ADD_ROT would save an instruction here.
In all of these examples, I assume that possible stalls can presumably be addressed by interleaving instructions from many instances of MD5 together (we're talking multi-core parallelism anyway, can as well have more of it per core). Also, more of the ADDs may be replaced with IADD as optimal.
And now a version using 64-bit load-ops for 2x32-bit SIMD computation:
LDRD,ADD32 a,[x]
LDRD,ADD32 a,[t]
LDRD R2,[c]
LDRD,EOR R2,[d]
LDRD,AND R2,[b]
LDRD,EOR R2,[d]
LDRD,ADD32 R2,[a]
LSRD a,R2,R2,(32-s)
LSRD a+1,R3,R3,(32-s)
LDRD,ADD32 a,[b]
10 instructions (8 loads, 2 IALU) for two instances of MD5.

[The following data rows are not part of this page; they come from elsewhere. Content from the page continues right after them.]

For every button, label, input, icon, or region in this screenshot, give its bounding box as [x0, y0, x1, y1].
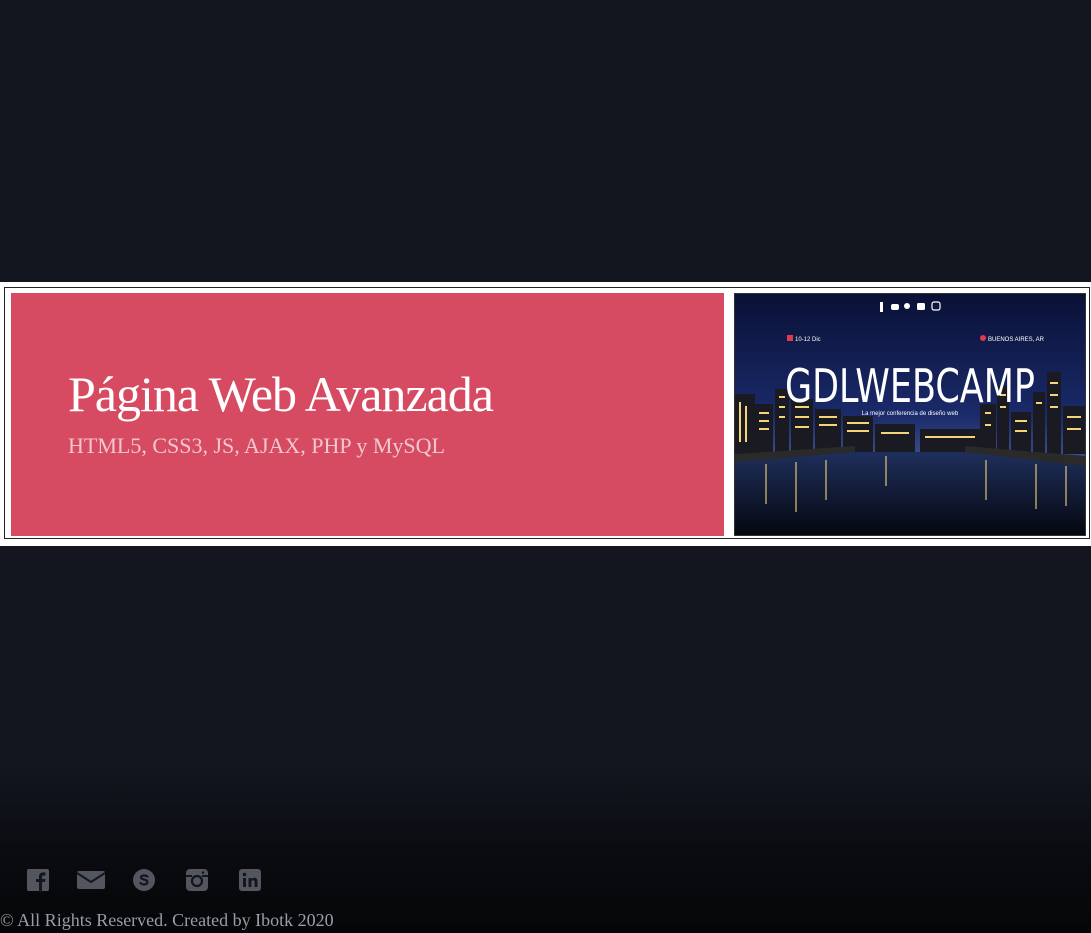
envelope-icon[interactable] [77, 866, 105, 894]
footer-social-links [24, 866, 289, 894]
page-title: Página Web Avanzada [68, 366, 494, 422]
linkedin-icon[interactable] [236, 866, 264, 894]
facebook-icon[interactable] [24, 866, 52, 894]
banner-tagline: La mejor conferencia de diseño web [862, 411, 959, 417]
footer-copyright: © All Rights Reserved. Created by Ibotk … [0, 910, 334, 930]
project-screenshot[interactable]: 10-12 Dic BUENOS AIRES, AR GDLWEBCAMP La… [734, 293, 1086, 536]
hero-frame: Página Web Avanzada HTML5, CSS3, JS, AJA… [4, 287, 1090, 539]
banner-location: BUENOS AIRES, AR [988, 337, 1045, 343]
hero-band: Página Web Avanzada HTML5, CSS3, JS, AJA… [0, 282, 1091, 546]
banner-brand: GDLWEBCAMP [785, 359, 1035, 413]
skype-icon[interactable] [130, 866, 158, 894]
hero-panel: Página Web Avanzada HTML5, CSS3, JS, AJA… [11, 293, 724, 536]
banner-date: 10-12 Dic [795, 337, 821, 343]
instagram-icon[interactable] [183, 866, 211, 894]
page-subtitle: HTML5, CSS3, JS, AJAX, PHP y MySQL [68, 433, 445, 458]
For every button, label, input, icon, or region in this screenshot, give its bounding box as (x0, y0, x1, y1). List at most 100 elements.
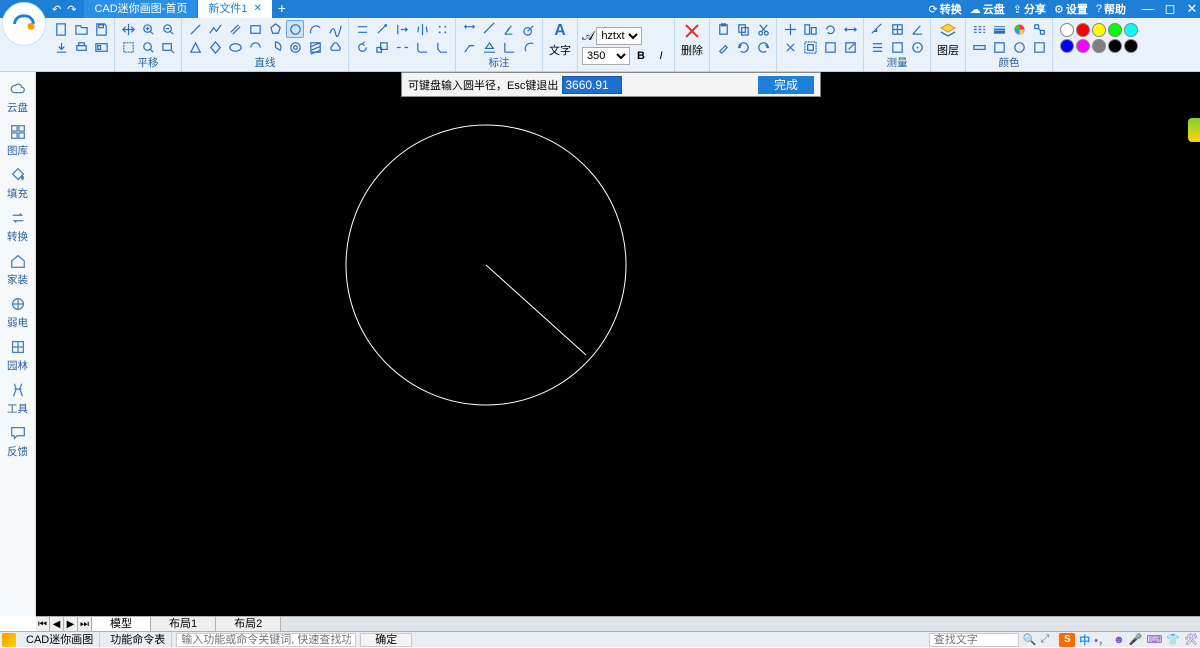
text-tool-icon[interactable]: A (550, 20, 570, 42)
tray-skin-icon[interactable]: 👕 (1166, 633, 1180, 646)
brush-icon[interactable] (714, 38, 732, 56)
ok-button[interactable]: 确定 (360, 633, 412, 647)
match-icon[interactable] (1030, 20, 1048, 38)
nav-back-icon[interactable]: ↶ (50, 3, 63, 16)
export-icon[interactable] (52, 38, 70, 56)
drawing-canvas[interactable]: 可键盘输入圆半径，Esc键退出 完成 (36, 72, 1200, 616)
color-swatch[interactable] (1076, 23, 1090, 37)
coord-icon[interactable] (500, 38, 518, 56)
app-logo[interactable] (2, 2, 46, 46)
offset-icon[interactable] (353, 20, 371, 38)
color-swatch[interactable] (1092, 39, 1106, 53)
double-line-icon[interactable] (226, 20, 244, 38)
sidebar-item-weak[interactable]: 弱电 (2, 293, 34, 332)
cloud-icon[interactable] (326, 38, 344, 56)
expand-icon[interactable]: ⤢ (1040, 633, 1049, 646)
done-button[interactable]: 完成 (758, 76, 814, 94)
new-file-icon[interactable] (52, 20, 70, 38)
sidebar-item-fill[interactable]: 填充 (2, 164, 34, 203)
menu-cloud[interactable]: ☁ 云盘 (970, 1, 1005, 17)
props3-icon[interactable] (1010, 38, 1028, 56)
tab-model[interactable]: 模型 (92, 617, 151, 631)
sidebar-item-cloud[interactable]: 云盘 (2, 78, 34, 117)
stretch-icon[interactable] (841, 20, 859, 38)
rotate-icon[interactable] (353, 38, 371, 56)
open-icon[interactable] (72, 20, 90, 38)
dim-linear-icon[interactable] (460, 20, 478, 38)
color-swatch[interactable] (1092, 23, 1106, 37)
circle-icon[interactable] (286, 20, 304, 38)
extend-icon[interactable] (393, 20, 411, 38)
side-bubble[interactable] (1188, 118, 1200, 142)
spline-icon[interactable] (326, 20, 344, 38)
triangle-icon[interactable] (186, 38, 204, 56)
props4-icon[interactable] (1030, 38, 1048, 56)
color-swatch[interactable] (1076, 39, 1090, 53)
polygon-icon[interactable] (266, 20, 284, 38)
hatch-icon[interactable] (306, 38, 324, 56)
zoom-window-icon[interactable] (159, 38, 177, 56)
move-icon[interactable] (781, 20, 799, 38)
maximize-icon[interactable]: ◻ (1162, 1, 1178, 17)
menu-share[interactable]: ⇪ 分享 (1013, 1, 1046, 17)
tab-first-icon[interactable]: ⏮ (36, 617, 50, 631)
bylayer-icon[interactable] (970, 38, 988, 56)
block-icon[interactable] (821, 38, 839, 56)
donut-icon[interactable] (286, 38, 304, 56)
tray-punct-icon[interactable]: •， (1094, 632, 1109, 648)
save-icon[interactable] (92, 20, 110, 38)
rhombus-icon[interactable] (206, 38, 224, 56)
ellipse-icon[interactable] (226, 38, 244, 56)
group-icon[interactable] (801, 38, 819, 56)
explode-icon[interactable] (781, 38, 799, 56)
color-swatch[interactable] (1108, 23, 1122, 37)
color-swatch[interactable] (1060, 39, 1074, 53)
chamfer-icon[interactable] (433, 38, 451, 56)
radius-input[interactable] (562, 76, 622, 94)
sidebar-item-garden[interactable]: 园林 (2, 336, 34, 375)
tab-layout1[interactable]: 布局1 (151, 617, 216, 631)
rect-icon[interactable] (246, 20, 264, 38)
tray-tool-icon[interactable]: 🛠 (1184, 633, 1198, 646)
lineweight-icon[interactable] (990, 20, 1008, 38)
add-tab-button[interactable]: + (273, 0, 291, 18)
angle2-icon[interactable] (908, 20, 926, 38)
redo-icon[interactable] (754, 38, 772, 56)
cut-icon[interactable] (754, 20, 772, 38)
tab-prev-icon[interactable]: ◀ (50, 617, 64, 631)
fillet-icon[interactable] (413, 38, 431, 56)
color-swatch[interactable] (1124, 39, 1138, 53)
tab-file1[interactable]: 新文件1 ✕ (198, 0, 273, 18)
close-window-icon[interactable]: ✕ (1184, 1, 1200, 17)
scale-icon[interactable] (373, 38, 391, 56)
pan-icon[interactable] (119, 20, 137, 38)
color-swatch[interactable] (1124, 23, 1138, 37)
mirror-icon[interactable] (413, 20, 431, 38)
sidebar-item-home[interactable]: 家装 (2, 250, 34, 289)
tray-face-icon[interactable]: ☻ (1113, 634, 1125, 646)
bold-icon[interactable]: B (632, 47, 650, 65)
tab-layout2[interactable]: 布局2 (216, 617, 281, 631)
undo-icon[interactable] (734, 38, 752, 56)
dim-align-icon[interactable] (480, 20, 498, 38)
tab-last-icon[interactable]: ⏭ (78, 617, 92, 631)
sidebar-item-feedback[interactable]: 反馈 (2, 422, 34, 461)
array-icon[interactable] (433, 20, 451, 38)
polyline-icon[interactable] (206, 20, 224, 38)
sidebar-item-tools[interactable]: 工具 (2, 379, 34, 418)
area-icon[interactable] (888, 20, 906, 38)
arc-dim-icon[interactable] (520, 38, 538, 56)
menu-settings[interactable]: ⚙ 设置 (1054, 1, 1088, 17)
color-wheel-icon[interactable] (1010, 20, 1028, 38)
selection-icon[interactable] (119, 38, 137, 56)
sidebar-item-library[interactable]: 图库 (2, 121, 34, 160)
id-icon[interactable] (908, 38, 926, 56)
linetype-icon[interactable] (970, 20, 988, 38)
print-icon[interactable] (72, 38, 90, 56)
dim-angle-icon[interactable] (500, 20, 518, 38)
arc-icon[interactable] (306, 20, 324, 38)
fontsize-select[interactable]: 350 (582, 47, 630, 65)
dist-icon[interactable] (868, 20, 886, 38)
find-input[interactable] (929, 633, 1019, 647)
sogou-ime-icon[interactable]: S (1059, 633, 1075, 647)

Notice that all of these instructions fit in the not-too-invasive instruction encoding changes that I proposed above. Here, the "[register]" notation refers to the memory-mapped address of the register (is such use of loads currently OK?), and indeed all registers are meant to be even-numbered. Similarly, "a+1" refers to the next register after "a". This is not real assembly source; the correct syntax for these things will need to be substituted. Also, the addresses of memory-mapped registers will need to be preloaded into other registers before the loop (or at least the base address will need to be preloaded, and then we'd need support for at least some limited displacements along with load-ops - looks practical to me). For actual implementation, this 2x SIMD implementation would probably need to be intermixed with a non-SIMD one above, so the loads will dual-issue along with IALU and FPU instructions there. There happen to be exactly two loads in the non-SIMD implementation, so they may be issued along with the LSRD instructions in the SIMD implementation (where the load/store unit would otherwise be idle). Even more instances may be intermixed (e.g., two SIMD and two scalar, computing a total of 6 MD5s in parallel) to hide instruction latencies.
As it happens, in two latest code revisions above I am using the ADD update mode on loads only. So only two extra 32-bit adders are being made use of, out of a maximum of four extra 32-bit adders needed per my earlier proposal. Maybe in practice it'd be sufficient to have 3 of the 4 (e.g. two for loads and one for either IALU or FPU, but not for both - supporting only bitwise update modes on top of the other unit's instructions).
On a related note, loads from memory-mapped registers are very powerful, if they are in fact supported and are fast - are they? Even without load-ops, such a 64-bit load can be used to replace two MOVs. Will it currently do the trick of copying two registers to two other registers in 1 cycle (in terms of throughput, not latency), which with MOVs would be two cycles?